Problem 1: Nanobots are nano-sized. If it exists on a nano-scale, it moves at nano speeds. It would take longer htan the free fall to get a nano-sized bug from a backpack to the top of the forming chute. That's also the reason why Crichton's grey goo can't exist in the virulent form he potrayed. Possibly tou could accelerate faster, but it would take a lot of energy. Where is that stored? In a nanobot? Or on the soldier?

Problem 2: Nanobots in concert. The bots would have to hold on to each other via chemical bonds in order to keep the cute from ripping them back into component bots under the air pressure in the chute. Where does THAT energy come from? And how fast can those bonds form?

Nanotech: The rifle ammo. Same problems. They switch ammo types on demand. Where does the energy come from to do that. transforming matter takes a lot of energy. Also, how fast can you switch ammo types? Individual molecules undergo reactions rapidly. Bulk matter? Not so much.

When he's talking about astronomy, he's pretty good (at least he knew what a Lagrange point was, but then he wrote an amateur astronomy book), but other stuff is sketchier.

Nathan said...

John,

It may make me an irredeemable doofus, but I choose to overlook such problems with imagined "future-tech" (where I have the science to have a problem at all). Who's to say nanobots won't achieve the ability to move in nanoseconds. Who's to say they haven't discovered some way to draw power from distant starlight? These aren't (as far as I know), imagined tech that defy any known, laws, just tech that takes advantage of stuff we don't know yet.

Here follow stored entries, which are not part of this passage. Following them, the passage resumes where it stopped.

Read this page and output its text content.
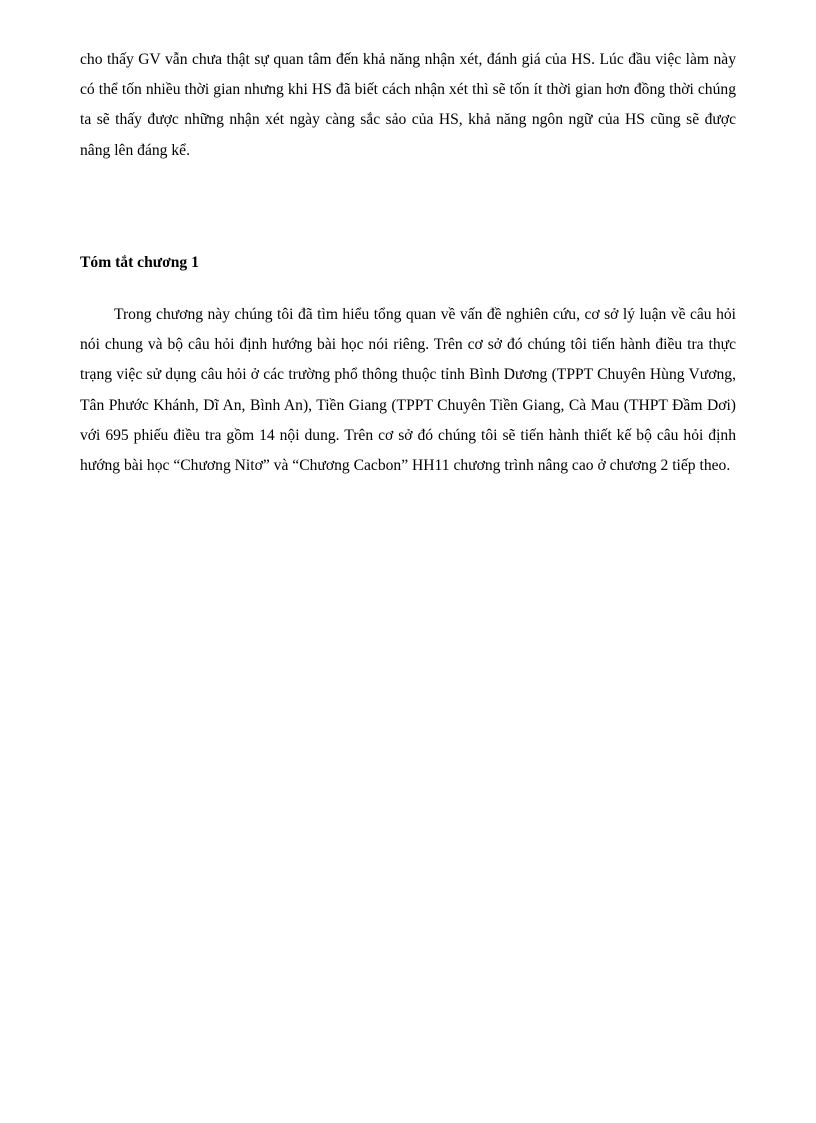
cho thấy GV vẫn chưa thật sự quan tâm đến khả năng nhận xét, đánh giá của HS. Lúc đầu việc làm này có thể tốn nhiều thời gian nhưng khi HS đã biết cách nhận xét thì sẽ tốn ít thời gian hơn đồng thời chúng ta sẽ thấy được những nhận xét ngày càng sắc sảo của HS, khả năng ngôn ngữ của HS cũng sẽ được nâng lên đáng kể.

Tóm tắt chương 1

Trong chương này chúng tôi đã tìm hiểu tổng quan về vấn đề nghiên cứu, cơ sở lý luận về câu hỏi nói chung và bộ câu hỏi định hướng bài học nói riêng. Trên cơ sở đó chúng tôi tiến hành điều tra thực trạng việc sử dụng câu hỏi ở các trường phổ thông thuộc tỉnh Bình Dương (TPPT Chuyên Hùng Vương, Tân Phước Khánh, Dĩ An, Bình An), Tiền Giang (TPPT Chuyên Tiền Giang, Cà Mau (THPT Đầm Dơi) với 695 phiếu điều tra gồm 14 nội dung. Trên cơ sở đó chúng tôi sẽ tiến hành thiết kế bộ câu hỏi định hướng bài học “Chương Nitơ” và “Chương Cacbon” HH11 chương trình nâng cao ở chương 2 tiếp theo.
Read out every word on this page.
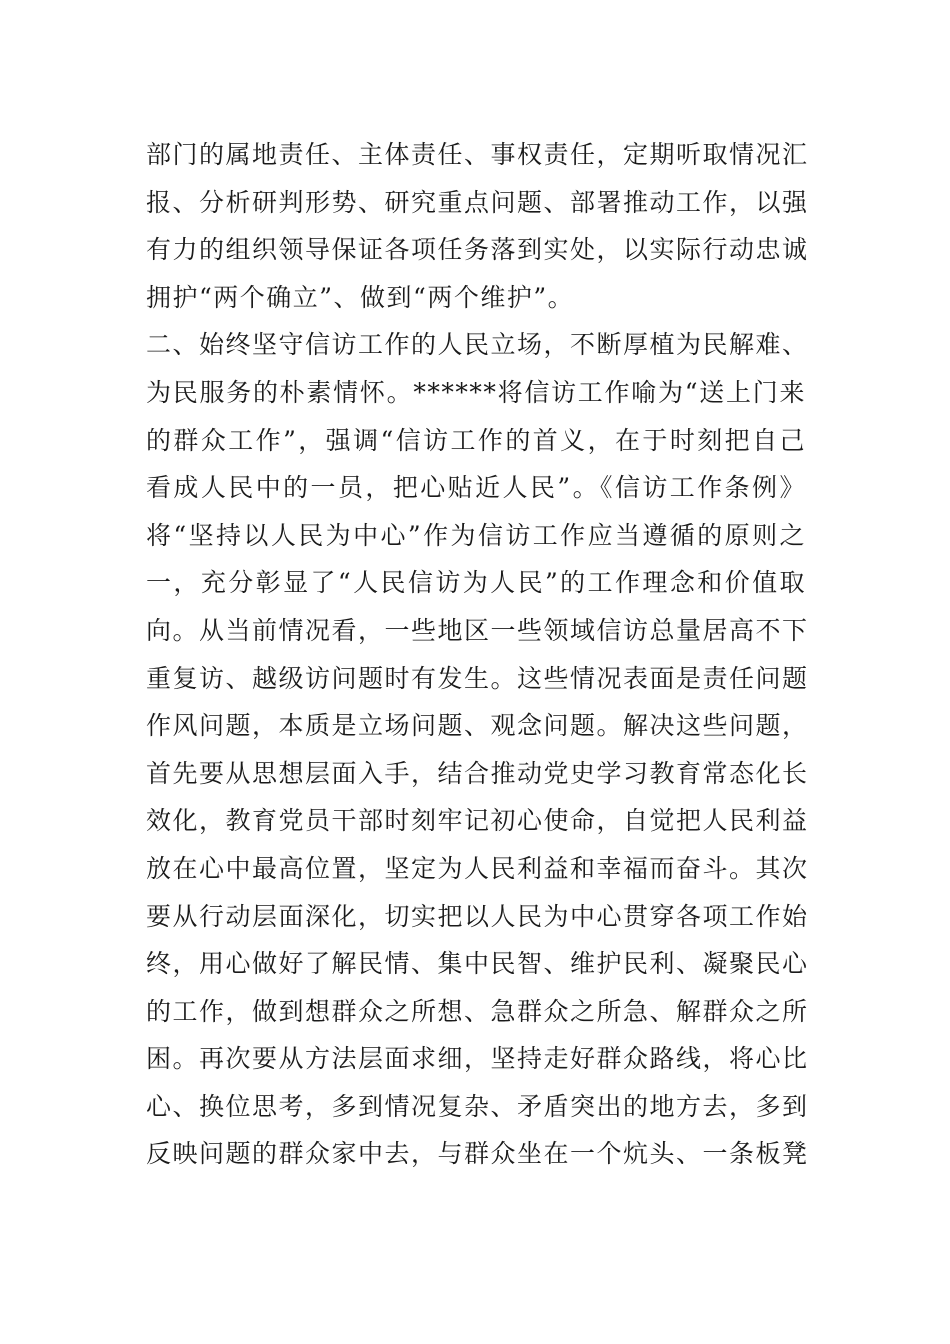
部门的属地责任、主体责任、事权责任，定期听取情况汇
报、分析研判形势、研究重点问题、部署推动工作，以强
有力的组织领导保证各项任务落到实处，以实际行动忠诚
拥护“两个确立”、做到“两个维护”。
二、始终坚守信访工作的人民立场，不断厚植为民解难、
为民服务的朴素情怀。******将信访工作喻为“送上门来
的群众工作”，强调“信访工作的首义，在于时刻把自己
看成人民中的一员，把心贴近人民”。《信访工作条例》
将“坚持以人民为中心”作为信访工作应当遵循的原则之
一，充分彰显了“人民信访为人民”的工作理念和价值取
向。从当前情况看，一些地区一些领域信访总量居高不下
重复访、越级访问题时有发生。这些情况表面是责任问题
作风问题，本质是立场问题、观念问题。解决这些问题，
首先要从思想层面入手，结合推动党史学习教育常态化长
效化，教育党员干部时刻牢记初心使命，自觉把人民利益
放在心中最高位置，坚定为人民利益和幸福而奋斗。其次
要从行动层面深化，切实把以人民为中心贯穿各项工作始
终，用心做好了解民情、集中民智、维护民利、凝聚民心
的工作，做到想群众之所想、急群众之所急、解群众之所
困。再次要从方法层面求细，坚持走好群众路线，将心比
心、换位思考，多到情况复杂、矛盾突出的地方去，多到
反映问题的群众家中去，与群众坐在一个炕头、一条板凳
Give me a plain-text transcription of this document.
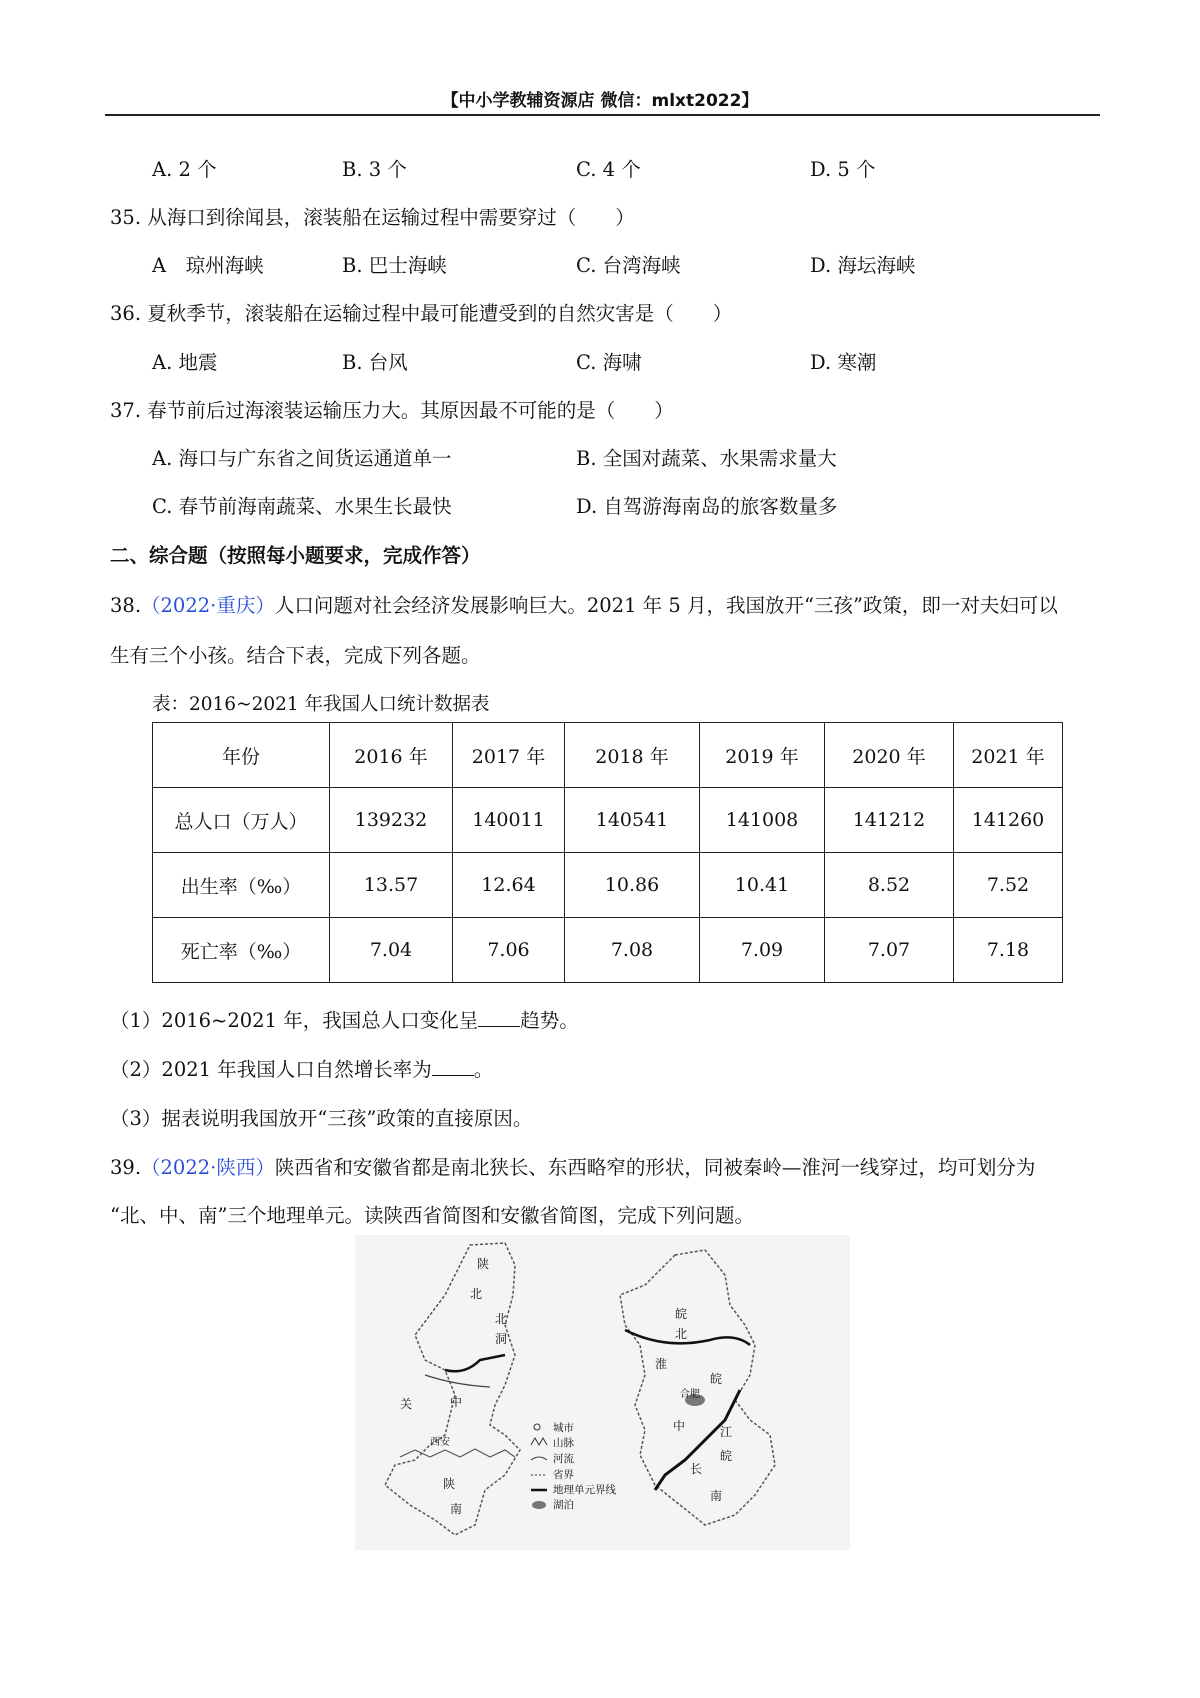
【中小学教辅资源店 微信：mlxt2022】
A. 2 个	B. 3 个	C. 4 个	D. 5 个
35. 从海口到徐闻县，滚装船在运输过程中需要穿过（　　）
A　琼州海峡	B. 巴士海峡	C. 台湾海峡	D. 海坛海峡
36. 夏秋季节，滚装船在运输过程中最可能遭受到的自然灾害是（　　）
A. 地震	B. 台风	C. 海啸	D. 寒潮
37. 春节前后过海滚装运输压力大。其原因最不可能的是（　　）
A. 海口与广东省之间货运通道单一	B. 全国对蔬菜、水果需求量大
C. 春节前海南蔬菜、水果生长最快	D. 自驾游海南岛的旅客数量多
二、综合题（按照每小题要求，完成作答）
38.（2022·重庆）人口问题对社会经济发展影响巨大。2021 年 5 月，我国放开“三孩”政策，即一对夫妇可以
生有三个小孩。结合下表，完成下列各题。
表：2016~2021 年我国人口统计数据表
年份	2016 年	2017 年	2018 年	2019 年	2020 年	2021 年
总人口（万人）	139232	140011	140541	141008	141212	141260
出生率（‰）	13.57	12.64	10.86	10.41	8.52	7.52
死亡率（‰）	7.04	7.06	7.08	7.09	7.07	7.18
（1）2016~2021 年，我国总人口变化呈 趋势。
（2）2021 年我国人口自然增长率为 。
（3）据表说明我国放开“三孩”政策的直接原因。
39.（2022·陕西）陕西省和安徽省都是南北狭长、东西略窄的形状，同被秦岭—淮河一线穿过，均可划分为
“北、中、南”三个地理单元。读陕西省简图和安徽省简图，完成下列问题。
陕
北
关	中
西安
陕
南
北
洞
皖
北
淮
皖
合肥
中	江
皖
长
南
城市
山脉
河流
省界
地理单元界线
湖泊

I'm surely not as critical of a reader as you are, simply because I don't have the science, but isn't every SF book that includes any FTL travel breaking known laws? Is that bad science or imagining currently unknowable tech? Where do you draw the line?

And should there be SF for folks (like you) who know better and other SF for the likes of me, who willingly suck up whatever fantasy is thrown out there?